There is an expansive gorge system on Mars that is almost ten times as long and three times as deep as the Grand Canyon of the Earth, making it the largest gorge in the solar system.

The canyon system, known as’ l ‘Valles Marineris’, stretches over 2,500 kilometers across the Mars equator (the distance between Los Angeles and New York City), which makes up about a quarter of the planet’s circumference, reports USA Today. According to the website, scientists use an ultra-high resolution camera to investigate how the geological formation originated.
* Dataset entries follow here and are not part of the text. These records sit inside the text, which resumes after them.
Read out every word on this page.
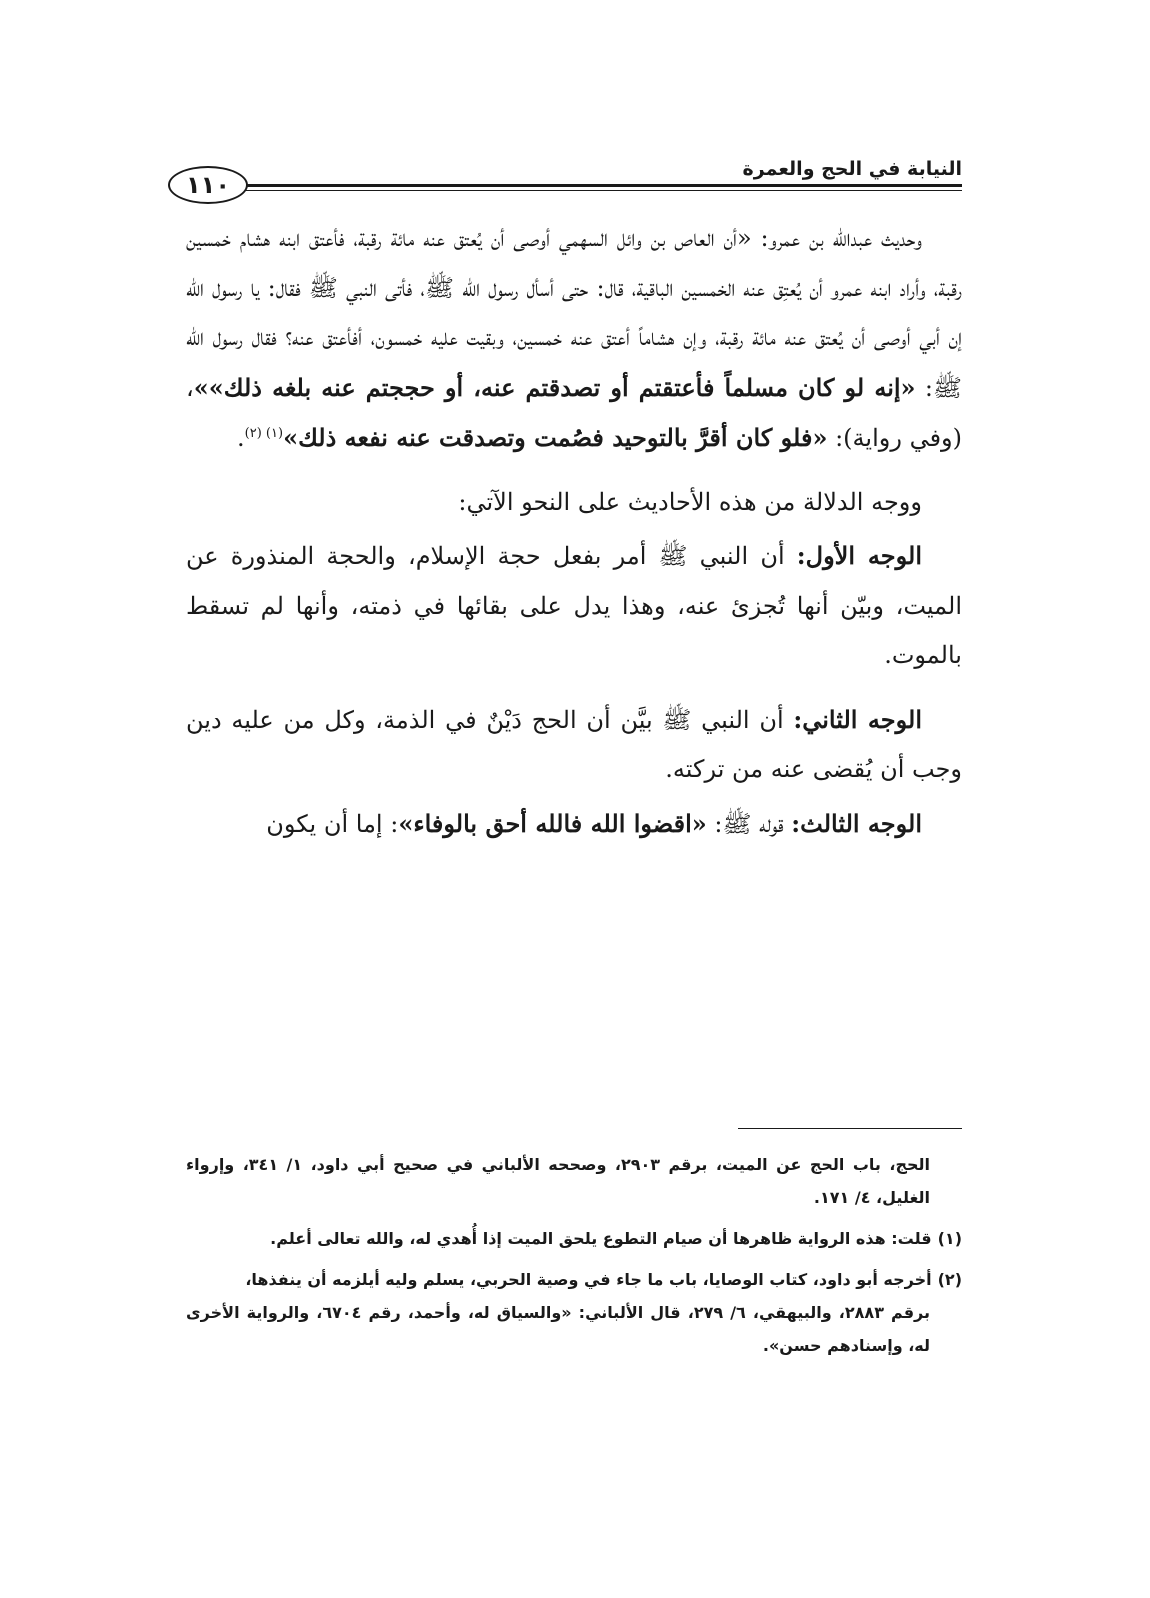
النيابة في الحج والعمرة
١١٠

وحديث عبدالله بن عمرو: «أن العاص بن وائل السهمي أوصى أن يُعتق عنه مائة رقبة، فأعتق ابنه هشام خمسين رقبة، وأراد ابنه عمرو أن يُعتِق عنه الخمسين الباقية، قال: حتى أسأل رسول الله ﷺ، فأتى النبي ﷺ فقال: يا رسول الله إن أبي أوصى أن يُعتق عنه مائة رقبة، وإن هشاماً أعتق عنه خمسين، وبقيت عليه خمسون، أفأعتق عنه؟ فقال رسول الله ﷺ: «إنه لو كان مسلماً فأعتقتم أو تصدقتم عنه، أو حججتم عنه بلغه ذلك»»، (وفي رواية): «فلو كان أقرَّ بالتوحيد فصُمت وتصدقت عنه نفعه ذلك»$^{(١) (٢)}$.

ووجه الدلالة من هذه الأحاديث على النحو الآتي:

الوجه الأول: أن النبي ﷺ أمر بفعل حجة الإسلام، والحجة المنذورة عن الميت، وبيّن أنها تُجزئ عنه، وهذا يدل على بقائها في ذمته، وأنها لم تسقط بالموت.

الوجه الثاني: أن النبي ﷺ بيَّن أن الحج دَيْنٌ في الذمة، وكل من عليه دين وجب أن يُقضى عنه من تركته.

الوجه الثالث: قوله ﷺ: «اقضوا الله فالله أحق بالوفاء»: إما أن يكون

الحج، باب الحج عن الميت، برقم ٢٩٠٣، وصححه الألباني في صحيح أبي داود، ١/ ٣٤١، وإرواء الغليل، ٤/ ١٧١.

(١)قلت: هذه الرواية ظاهرها أن صيام التطوع يلحق الميت إذا أُهدي له، والله تعالى أعلم.

(٢)أخرجه أبو داود، كتاب الوصايا، باب ما جاء في وصية الحربي، يسلم وليه أيلزمه أن ينفذها،
برقم ٢٨٨٣، والبيهقي، ٦/ ٢٧٩، قال الألباني: «والسياق له، وأحمد، رقم ٦٧٠٤، والرواية الأخرى له، وإسنادهم حسن».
The special camera is called HiRISE (short for High Resolution Imaging Science Experiment) and was placed aboard the Mars Reconnaissance Orbiter; scientists at the University of Arizona are using it to take photos of the planet’s strangest features since 2006, reports Live Science.

Recently, the university released a series of astonishing photos of Valles Marineris showing some of the formation’s most impressive details, USA Today reports. One of the images was recently uploaded to Twitter:

The University of Arizona has a website dedicated solely to the HiRISE camera. The website posts one HiRISE photo every day and has been doing so since December 1, 2018. You can view the entire gallery here. The HiRISE official Twitter account also post photos regularly:

Unlike our Grand Canyon, Valles Marineris was probably not carved out by ripe water, reports Live Science. According to the site, the climate of the planet is too hot and dry to ever accommodate a river large enough to create such an impressive gorge.

According to the European Space Agency (ESA), a majority of the gorge probably formed billions of years ago when a group of nearby supervolcanoes (known as the Tharsis region) first broke through the earth’s crust, Live Science reports. According to their theory, the enormous amount of volcanic events could have caused a rift in Mars’ crust that initially created the gorge, and millions of years of weathering and erosion could have expanded it.

According to USA Today, future analyzes of high-resolution photographs such as these scientists will provide more clues to solve the strange origin of the solar system’s largest gap.